POJ 1082 Calendar Game

http://poj.org/problem?id=1082

Adam and Eve enter this year's ACM International Collegiate Programming Contest. Last night, they played the Calendar Game, in celebration of this contest. This game consists of the dates from January 1, 1900 to November 4, 2001, the contest day. The game starts by randomly choosing a date from this interval. Then, the players, Adam and Eve, make moves in their turn with Adam moving first: Adam, Eve, Adam, Eve, etc. There is only one rule for moves and it is simple: from a current date, a player in his/her turn can move either to the next calendar date or the same day of the next month. When the next month does not have the same day, the player moves only to the next calendar date. For example, from December 19, 1924, you can move either to December 20, 1924, the next calendar date, or January 19, 1925, the same day of the next month. From January 31 2001, however, you can move only to February 1, 2001, because February 31, 2001 is invalid.

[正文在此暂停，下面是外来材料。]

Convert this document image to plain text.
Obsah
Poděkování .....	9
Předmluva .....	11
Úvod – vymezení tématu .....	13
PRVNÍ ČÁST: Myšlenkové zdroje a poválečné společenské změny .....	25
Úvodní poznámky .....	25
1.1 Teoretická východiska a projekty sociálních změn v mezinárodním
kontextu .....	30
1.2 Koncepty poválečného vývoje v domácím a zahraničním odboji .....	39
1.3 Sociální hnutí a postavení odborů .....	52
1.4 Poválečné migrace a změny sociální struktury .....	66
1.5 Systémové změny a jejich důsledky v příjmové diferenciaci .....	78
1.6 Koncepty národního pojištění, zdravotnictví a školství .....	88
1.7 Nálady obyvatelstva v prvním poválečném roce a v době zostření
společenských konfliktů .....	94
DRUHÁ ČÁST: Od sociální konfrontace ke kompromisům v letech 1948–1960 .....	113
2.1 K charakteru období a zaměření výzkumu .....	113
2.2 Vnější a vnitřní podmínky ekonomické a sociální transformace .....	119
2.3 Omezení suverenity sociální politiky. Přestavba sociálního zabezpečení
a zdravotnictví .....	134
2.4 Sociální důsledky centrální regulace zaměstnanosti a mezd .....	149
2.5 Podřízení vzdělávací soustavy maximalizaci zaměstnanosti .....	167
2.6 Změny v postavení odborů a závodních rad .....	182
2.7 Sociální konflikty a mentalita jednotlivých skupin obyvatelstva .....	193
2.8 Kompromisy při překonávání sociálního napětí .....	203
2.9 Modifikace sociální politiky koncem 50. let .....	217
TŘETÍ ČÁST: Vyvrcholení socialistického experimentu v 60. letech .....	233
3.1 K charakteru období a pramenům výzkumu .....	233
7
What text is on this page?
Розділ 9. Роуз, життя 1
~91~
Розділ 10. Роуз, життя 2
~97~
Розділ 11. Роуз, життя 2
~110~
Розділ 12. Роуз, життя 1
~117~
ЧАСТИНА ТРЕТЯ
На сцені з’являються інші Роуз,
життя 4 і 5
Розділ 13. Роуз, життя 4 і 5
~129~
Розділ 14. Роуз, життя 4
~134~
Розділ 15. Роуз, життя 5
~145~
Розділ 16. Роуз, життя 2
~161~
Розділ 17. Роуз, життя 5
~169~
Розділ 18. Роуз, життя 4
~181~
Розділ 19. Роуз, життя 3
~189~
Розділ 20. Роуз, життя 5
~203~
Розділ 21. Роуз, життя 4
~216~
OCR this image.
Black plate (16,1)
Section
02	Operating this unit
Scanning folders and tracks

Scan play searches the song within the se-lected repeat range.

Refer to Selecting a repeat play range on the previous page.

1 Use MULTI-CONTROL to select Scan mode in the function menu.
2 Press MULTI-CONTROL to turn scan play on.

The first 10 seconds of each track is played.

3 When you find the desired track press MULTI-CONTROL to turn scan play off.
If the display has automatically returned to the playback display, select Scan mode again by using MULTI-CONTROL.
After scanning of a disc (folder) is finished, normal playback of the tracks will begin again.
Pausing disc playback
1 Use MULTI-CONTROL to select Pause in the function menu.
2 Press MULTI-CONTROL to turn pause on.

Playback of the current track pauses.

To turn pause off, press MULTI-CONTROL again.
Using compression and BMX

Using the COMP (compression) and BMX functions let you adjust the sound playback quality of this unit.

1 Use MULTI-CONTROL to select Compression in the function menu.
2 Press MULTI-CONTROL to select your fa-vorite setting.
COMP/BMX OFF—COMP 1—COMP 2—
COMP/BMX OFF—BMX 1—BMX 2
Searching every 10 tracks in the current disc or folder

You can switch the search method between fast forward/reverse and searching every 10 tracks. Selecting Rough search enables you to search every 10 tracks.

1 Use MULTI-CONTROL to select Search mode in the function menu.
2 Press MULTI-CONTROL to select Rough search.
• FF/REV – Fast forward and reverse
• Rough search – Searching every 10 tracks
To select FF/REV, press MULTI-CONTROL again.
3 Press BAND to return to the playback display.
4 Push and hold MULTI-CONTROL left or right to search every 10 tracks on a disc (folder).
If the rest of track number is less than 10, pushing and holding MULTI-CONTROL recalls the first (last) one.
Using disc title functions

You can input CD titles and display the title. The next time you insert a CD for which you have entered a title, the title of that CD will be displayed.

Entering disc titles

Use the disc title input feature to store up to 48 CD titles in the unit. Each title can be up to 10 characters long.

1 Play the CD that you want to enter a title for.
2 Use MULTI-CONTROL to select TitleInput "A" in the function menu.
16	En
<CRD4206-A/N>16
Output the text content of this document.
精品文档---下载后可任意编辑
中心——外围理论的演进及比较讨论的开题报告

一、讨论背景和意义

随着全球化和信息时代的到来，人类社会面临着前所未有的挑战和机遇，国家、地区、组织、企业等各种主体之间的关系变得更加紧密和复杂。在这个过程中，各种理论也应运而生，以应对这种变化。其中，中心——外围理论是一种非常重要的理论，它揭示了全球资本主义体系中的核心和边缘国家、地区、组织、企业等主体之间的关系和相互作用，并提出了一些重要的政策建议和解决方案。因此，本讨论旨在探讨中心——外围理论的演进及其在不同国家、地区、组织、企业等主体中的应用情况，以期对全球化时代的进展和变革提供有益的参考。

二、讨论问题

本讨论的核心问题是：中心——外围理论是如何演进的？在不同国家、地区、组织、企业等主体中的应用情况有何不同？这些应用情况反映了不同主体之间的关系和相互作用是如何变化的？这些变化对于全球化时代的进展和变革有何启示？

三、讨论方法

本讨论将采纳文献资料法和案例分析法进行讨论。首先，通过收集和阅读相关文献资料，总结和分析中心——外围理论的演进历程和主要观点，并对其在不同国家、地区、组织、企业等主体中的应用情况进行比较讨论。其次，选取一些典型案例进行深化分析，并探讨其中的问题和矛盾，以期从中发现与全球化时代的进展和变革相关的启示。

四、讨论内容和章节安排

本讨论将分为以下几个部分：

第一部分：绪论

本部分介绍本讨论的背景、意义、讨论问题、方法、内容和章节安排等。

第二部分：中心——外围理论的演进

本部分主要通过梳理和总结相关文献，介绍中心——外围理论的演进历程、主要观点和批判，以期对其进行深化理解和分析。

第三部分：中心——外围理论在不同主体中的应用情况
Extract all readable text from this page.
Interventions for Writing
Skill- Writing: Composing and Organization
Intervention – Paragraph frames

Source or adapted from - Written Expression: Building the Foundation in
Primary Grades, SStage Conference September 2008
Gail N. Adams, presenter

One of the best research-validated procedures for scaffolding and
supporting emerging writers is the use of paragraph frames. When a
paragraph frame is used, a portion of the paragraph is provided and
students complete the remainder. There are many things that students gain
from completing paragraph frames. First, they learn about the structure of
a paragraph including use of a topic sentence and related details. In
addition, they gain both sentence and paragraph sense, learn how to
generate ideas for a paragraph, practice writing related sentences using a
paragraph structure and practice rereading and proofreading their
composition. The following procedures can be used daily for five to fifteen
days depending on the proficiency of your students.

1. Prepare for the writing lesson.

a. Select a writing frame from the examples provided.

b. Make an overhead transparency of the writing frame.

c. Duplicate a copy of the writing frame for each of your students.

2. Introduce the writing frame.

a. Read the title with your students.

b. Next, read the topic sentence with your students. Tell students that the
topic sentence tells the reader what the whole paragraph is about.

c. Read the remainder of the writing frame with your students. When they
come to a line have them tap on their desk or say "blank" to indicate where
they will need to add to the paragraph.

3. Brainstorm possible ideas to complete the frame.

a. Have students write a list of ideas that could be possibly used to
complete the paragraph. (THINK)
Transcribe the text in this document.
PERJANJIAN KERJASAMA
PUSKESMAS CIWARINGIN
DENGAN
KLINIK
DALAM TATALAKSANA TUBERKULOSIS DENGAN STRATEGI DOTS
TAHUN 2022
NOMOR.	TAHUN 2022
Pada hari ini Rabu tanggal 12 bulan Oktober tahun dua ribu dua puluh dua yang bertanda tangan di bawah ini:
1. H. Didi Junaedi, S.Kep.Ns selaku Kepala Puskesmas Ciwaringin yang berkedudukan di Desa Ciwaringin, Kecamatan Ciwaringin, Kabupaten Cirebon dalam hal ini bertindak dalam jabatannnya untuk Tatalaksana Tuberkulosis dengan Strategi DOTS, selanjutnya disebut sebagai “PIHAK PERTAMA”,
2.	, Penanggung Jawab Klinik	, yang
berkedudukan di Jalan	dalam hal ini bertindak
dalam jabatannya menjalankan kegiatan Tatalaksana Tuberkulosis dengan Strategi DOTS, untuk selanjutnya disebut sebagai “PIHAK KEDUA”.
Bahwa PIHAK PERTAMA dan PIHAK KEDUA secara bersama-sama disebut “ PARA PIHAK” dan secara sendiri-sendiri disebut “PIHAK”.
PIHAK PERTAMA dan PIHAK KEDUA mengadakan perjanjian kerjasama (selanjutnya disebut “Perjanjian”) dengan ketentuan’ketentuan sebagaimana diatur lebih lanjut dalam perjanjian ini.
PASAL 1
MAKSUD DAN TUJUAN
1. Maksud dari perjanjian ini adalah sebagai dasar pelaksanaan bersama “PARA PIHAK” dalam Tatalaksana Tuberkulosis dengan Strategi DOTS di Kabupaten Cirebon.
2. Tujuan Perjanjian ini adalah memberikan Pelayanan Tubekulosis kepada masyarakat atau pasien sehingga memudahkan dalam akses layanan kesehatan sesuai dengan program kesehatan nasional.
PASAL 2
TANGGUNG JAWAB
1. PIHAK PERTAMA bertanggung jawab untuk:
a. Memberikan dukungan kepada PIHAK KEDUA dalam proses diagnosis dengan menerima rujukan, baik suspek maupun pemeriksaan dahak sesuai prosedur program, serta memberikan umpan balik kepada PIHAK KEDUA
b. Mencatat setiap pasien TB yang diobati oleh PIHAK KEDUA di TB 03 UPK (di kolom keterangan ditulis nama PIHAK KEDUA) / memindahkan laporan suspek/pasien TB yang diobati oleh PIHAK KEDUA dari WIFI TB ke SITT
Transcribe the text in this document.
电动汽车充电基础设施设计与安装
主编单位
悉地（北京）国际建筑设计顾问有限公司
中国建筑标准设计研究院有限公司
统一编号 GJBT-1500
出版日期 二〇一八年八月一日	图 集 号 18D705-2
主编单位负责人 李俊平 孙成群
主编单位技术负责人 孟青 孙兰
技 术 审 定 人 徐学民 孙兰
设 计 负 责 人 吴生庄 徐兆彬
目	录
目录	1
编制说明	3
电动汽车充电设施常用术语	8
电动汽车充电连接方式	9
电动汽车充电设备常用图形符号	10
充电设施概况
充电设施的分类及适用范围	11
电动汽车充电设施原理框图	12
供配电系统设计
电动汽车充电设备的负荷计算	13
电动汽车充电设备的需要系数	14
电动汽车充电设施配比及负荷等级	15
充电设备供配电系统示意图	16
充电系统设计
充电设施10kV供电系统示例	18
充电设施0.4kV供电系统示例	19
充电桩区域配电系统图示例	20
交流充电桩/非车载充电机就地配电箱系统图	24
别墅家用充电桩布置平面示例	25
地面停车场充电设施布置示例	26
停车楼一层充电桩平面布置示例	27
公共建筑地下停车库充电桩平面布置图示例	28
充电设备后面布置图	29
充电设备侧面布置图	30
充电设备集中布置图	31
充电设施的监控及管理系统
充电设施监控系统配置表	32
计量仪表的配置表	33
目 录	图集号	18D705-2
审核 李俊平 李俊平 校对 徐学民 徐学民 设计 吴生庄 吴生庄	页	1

A player wins the game when he/she exactly reaches the date of November 4, 2001. If a player moves to a date after November 4, 2001, he/she looses the game.

Write a program that decides whether, given an initial date, Adam, the first mover, has a winning strategy.

For this game, you need to identify leap years, where February has 29 days. In the Gregorian calendar, leap years occur in years exactly divisible by four. So, 1993, 1994, and 1995 are not leap years, while 1992 and 1996 are leap years. Additionally, the years ending with 00 are leap years only if they are divisible by 400. So, 1700, 1800, 1900, 2100, and 2200 are not leap years, while 1600, 2000, and 2400 are leap years.

Input

The input consists of T test cases. The number of test cases (T ) is given in the first line of the input file. Each test case is written in a line and corresponds to an initial date. The three integers in a line, YYYY MM DD, represent the date of the DD-th day of MM-th month in the year of YYYY. Remember that initial dates are randomly chosen from the interval between January 1, 1900 and November 4, 2001.

Output

Print exactly one line for each test case. The line should contain the answer "YES" or "NO" to the question of whether Adam has a winning strategy against Eve. Since we have T test cases, your program should output totally T lines of "YES" or "NO".

Sample Input

3 
2001 11 3 
2001 11 2 
2001 10 3 

Sample Output

YES
NO
NO

翻黄历：Adam和Eve玩游戏，在1900年的1月1号到2001年的11月4号之间随机选一个日期，两人轮流增加日期，Adam先手。规定只能往此日期的下一天移动或者下个月的这一天移动（如果下个月没有这一天，则不能移动）。最终谁先移动到2001年的11月4号，谁就获胜。现给定日期，判断Adam是否有取胜策略。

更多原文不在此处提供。